Vaticano e comunidade judaica criticam direita da Itália por não apoiar criação de comitê antissemitismo

O Vaticano e a comunidade judaica de Roma manifestaram preocupação com a decisão de partidos de direita da Itália que se recusaram a apoiar a criação de uma comissão parlamentar para investigar atos de racismo, antissemitismo e ódio no país.

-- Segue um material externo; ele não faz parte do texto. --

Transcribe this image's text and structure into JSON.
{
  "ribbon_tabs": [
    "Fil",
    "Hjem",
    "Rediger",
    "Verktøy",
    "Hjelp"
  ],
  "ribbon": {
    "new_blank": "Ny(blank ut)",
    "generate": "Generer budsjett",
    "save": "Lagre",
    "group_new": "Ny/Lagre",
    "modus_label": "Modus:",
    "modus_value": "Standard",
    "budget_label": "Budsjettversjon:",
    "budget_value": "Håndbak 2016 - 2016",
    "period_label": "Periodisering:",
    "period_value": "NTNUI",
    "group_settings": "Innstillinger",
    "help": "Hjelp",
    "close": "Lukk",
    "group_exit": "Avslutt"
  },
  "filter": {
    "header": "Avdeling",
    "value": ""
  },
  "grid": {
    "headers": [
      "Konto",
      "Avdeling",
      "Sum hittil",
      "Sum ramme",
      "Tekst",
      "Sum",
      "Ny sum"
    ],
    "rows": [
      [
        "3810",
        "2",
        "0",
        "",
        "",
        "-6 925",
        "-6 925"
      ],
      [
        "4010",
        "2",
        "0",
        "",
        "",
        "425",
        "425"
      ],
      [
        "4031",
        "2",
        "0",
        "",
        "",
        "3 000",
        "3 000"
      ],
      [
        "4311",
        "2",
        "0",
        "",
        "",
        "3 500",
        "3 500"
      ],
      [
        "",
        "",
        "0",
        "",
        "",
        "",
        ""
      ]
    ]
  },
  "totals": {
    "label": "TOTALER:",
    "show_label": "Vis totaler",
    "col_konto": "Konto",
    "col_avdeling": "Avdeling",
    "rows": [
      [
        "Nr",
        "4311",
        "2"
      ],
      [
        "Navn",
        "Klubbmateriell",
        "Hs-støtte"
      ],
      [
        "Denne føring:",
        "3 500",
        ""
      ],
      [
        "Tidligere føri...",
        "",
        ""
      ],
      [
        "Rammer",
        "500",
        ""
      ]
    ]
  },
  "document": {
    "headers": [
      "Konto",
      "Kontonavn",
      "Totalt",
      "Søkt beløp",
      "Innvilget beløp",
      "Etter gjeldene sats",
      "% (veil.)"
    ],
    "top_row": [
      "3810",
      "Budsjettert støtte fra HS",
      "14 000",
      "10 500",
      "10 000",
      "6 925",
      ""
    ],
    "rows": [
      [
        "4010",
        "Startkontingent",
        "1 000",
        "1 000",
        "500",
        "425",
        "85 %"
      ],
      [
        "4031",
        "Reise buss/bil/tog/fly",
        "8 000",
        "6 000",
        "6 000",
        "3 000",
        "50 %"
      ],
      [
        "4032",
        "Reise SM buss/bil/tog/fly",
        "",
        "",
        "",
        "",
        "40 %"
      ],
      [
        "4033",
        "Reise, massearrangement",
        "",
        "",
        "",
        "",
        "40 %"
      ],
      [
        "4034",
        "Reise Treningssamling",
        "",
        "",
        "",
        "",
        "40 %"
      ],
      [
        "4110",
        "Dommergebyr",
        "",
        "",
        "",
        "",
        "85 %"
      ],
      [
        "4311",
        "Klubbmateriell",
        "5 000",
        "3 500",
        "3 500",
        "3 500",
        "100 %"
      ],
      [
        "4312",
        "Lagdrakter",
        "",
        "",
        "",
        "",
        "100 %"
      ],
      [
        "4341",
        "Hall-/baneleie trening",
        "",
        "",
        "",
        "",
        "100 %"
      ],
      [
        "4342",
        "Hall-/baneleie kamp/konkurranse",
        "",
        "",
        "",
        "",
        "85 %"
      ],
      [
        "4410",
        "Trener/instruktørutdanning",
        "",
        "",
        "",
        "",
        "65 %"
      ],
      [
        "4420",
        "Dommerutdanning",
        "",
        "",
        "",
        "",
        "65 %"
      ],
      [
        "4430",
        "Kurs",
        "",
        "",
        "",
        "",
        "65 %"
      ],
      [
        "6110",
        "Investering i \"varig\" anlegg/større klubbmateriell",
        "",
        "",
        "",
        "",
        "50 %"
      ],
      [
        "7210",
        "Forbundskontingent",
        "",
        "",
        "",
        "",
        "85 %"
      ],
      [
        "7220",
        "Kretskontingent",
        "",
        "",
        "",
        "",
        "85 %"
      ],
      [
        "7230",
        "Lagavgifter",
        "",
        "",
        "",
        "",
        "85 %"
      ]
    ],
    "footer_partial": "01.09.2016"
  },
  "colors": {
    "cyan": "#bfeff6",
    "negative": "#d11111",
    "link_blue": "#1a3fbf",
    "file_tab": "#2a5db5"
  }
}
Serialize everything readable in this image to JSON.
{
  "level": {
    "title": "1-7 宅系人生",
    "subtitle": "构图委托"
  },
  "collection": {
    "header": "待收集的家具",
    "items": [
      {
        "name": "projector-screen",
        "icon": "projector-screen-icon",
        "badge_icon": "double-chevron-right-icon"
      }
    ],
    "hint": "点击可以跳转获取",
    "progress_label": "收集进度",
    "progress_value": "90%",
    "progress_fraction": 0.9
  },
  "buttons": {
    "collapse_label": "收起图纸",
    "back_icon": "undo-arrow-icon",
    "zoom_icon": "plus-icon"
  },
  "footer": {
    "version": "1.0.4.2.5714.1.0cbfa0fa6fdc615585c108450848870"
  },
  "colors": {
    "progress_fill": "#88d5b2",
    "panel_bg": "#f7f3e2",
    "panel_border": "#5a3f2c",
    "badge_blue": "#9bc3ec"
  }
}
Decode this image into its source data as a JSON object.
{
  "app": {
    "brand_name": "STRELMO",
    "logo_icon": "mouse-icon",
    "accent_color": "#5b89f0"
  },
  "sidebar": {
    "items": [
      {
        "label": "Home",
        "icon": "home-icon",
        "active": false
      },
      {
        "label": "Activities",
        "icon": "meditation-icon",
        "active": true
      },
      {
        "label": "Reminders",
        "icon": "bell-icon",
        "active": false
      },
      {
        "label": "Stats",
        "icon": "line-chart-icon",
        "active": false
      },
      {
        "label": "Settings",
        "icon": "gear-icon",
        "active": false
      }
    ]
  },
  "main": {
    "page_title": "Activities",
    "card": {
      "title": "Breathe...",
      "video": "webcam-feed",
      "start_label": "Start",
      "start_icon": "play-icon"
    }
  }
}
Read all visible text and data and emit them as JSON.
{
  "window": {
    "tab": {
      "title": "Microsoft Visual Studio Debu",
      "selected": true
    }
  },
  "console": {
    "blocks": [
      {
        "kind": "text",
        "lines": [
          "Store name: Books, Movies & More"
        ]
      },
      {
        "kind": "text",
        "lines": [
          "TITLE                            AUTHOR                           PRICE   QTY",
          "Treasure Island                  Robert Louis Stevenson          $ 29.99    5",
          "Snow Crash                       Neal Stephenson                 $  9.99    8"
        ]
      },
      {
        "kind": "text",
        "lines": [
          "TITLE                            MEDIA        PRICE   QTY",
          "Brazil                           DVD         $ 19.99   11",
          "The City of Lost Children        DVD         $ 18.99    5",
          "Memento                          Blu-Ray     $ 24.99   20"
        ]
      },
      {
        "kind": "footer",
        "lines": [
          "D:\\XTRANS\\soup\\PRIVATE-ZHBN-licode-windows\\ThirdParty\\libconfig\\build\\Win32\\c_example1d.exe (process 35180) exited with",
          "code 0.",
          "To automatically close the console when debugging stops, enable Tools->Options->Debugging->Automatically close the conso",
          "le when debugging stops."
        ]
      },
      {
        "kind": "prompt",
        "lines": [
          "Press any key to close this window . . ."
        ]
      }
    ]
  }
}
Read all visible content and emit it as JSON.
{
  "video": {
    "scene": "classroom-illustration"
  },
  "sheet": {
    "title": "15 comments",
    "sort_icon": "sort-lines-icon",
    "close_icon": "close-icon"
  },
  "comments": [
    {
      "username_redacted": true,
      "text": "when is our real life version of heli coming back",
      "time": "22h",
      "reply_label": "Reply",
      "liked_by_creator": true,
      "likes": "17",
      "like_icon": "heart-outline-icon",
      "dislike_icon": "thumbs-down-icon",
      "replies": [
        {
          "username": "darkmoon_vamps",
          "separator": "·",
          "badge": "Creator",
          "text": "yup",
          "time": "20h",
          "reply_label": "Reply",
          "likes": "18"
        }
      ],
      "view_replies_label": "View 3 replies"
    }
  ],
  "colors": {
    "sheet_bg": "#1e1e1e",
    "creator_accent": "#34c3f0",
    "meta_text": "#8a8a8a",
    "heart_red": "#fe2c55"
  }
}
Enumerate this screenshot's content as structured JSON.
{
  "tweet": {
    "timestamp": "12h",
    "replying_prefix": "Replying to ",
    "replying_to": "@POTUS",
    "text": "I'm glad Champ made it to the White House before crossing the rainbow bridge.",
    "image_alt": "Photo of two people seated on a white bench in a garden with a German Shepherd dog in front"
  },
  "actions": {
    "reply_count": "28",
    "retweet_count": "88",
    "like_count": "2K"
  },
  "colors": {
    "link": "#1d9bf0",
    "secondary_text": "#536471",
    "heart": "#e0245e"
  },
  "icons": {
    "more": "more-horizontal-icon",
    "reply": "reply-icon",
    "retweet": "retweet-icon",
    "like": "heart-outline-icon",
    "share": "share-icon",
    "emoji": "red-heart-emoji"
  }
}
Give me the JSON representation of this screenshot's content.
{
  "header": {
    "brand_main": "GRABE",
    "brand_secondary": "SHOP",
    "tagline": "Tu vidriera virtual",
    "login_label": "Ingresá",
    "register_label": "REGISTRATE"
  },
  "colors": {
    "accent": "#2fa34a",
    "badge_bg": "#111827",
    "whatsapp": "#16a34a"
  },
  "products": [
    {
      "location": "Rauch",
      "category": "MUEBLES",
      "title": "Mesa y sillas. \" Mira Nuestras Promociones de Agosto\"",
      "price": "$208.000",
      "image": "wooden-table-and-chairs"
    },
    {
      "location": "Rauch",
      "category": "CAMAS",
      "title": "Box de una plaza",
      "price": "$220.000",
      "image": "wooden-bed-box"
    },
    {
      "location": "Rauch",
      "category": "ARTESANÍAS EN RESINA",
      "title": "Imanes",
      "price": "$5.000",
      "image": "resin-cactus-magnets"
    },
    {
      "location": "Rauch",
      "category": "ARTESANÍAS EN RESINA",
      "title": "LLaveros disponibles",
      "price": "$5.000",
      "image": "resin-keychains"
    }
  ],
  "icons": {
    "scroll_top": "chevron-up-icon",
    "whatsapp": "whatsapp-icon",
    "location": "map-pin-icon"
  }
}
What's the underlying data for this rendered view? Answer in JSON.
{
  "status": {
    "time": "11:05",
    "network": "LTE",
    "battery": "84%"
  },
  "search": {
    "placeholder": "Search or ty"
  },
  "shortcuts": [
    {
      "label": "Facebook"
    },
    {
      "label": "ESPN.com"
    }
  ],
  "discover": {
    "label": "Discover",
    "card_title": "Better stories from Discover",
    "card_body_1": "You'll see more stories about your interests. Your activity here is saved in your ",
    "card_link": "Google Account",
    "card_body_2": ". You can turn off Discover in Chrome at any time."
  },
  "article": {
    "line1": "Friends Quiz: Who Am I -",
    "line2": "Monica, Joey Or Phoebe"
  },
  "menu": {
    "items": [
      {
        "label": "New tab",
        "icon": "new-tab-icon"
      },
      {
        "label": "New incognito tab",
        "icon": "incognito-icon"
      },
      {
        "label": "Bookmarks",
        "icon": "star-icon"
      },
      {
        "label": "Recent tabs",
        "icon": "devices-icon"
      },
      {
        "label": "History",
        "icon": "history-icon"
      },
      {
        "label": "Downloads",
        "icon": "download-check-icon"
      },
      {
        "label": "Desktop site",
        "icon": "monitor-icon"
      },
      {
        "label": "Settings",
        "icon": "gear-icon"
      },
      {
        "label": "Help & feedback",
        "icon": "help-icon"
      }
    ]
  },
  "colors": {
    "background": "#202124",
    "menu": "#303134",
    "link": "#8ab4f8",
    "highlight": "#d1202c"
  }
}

A ideia do comitê foi apresentada pela sobrevivente do Holocausto e senadora Liliana Segre em resposta ao grande número de mensagens de ódio que recebeu em mídias sociais.

Os dois partidos da coalizão de centro-esquerda no poder, o Movimento 5 Estrelas e o Partido Democrata (PD), apoiaram a moção, mas a Liga, de extrema direita, e seus aliados, os Irmãos da Itália e o Força Itália, do ex-primeiro-ministro Silvio Berlusconi, se abstiveram. Apesar disso, a comissão do Senado será formada. Sua aprovação foi recebida com aplausos.

“A abstenção de alguns partidos é um tanto desalentadora. É uma decisão que consideramos errada e perigosa”, disse a líder da comunidade judaica de Roma, Ruth Dureghello.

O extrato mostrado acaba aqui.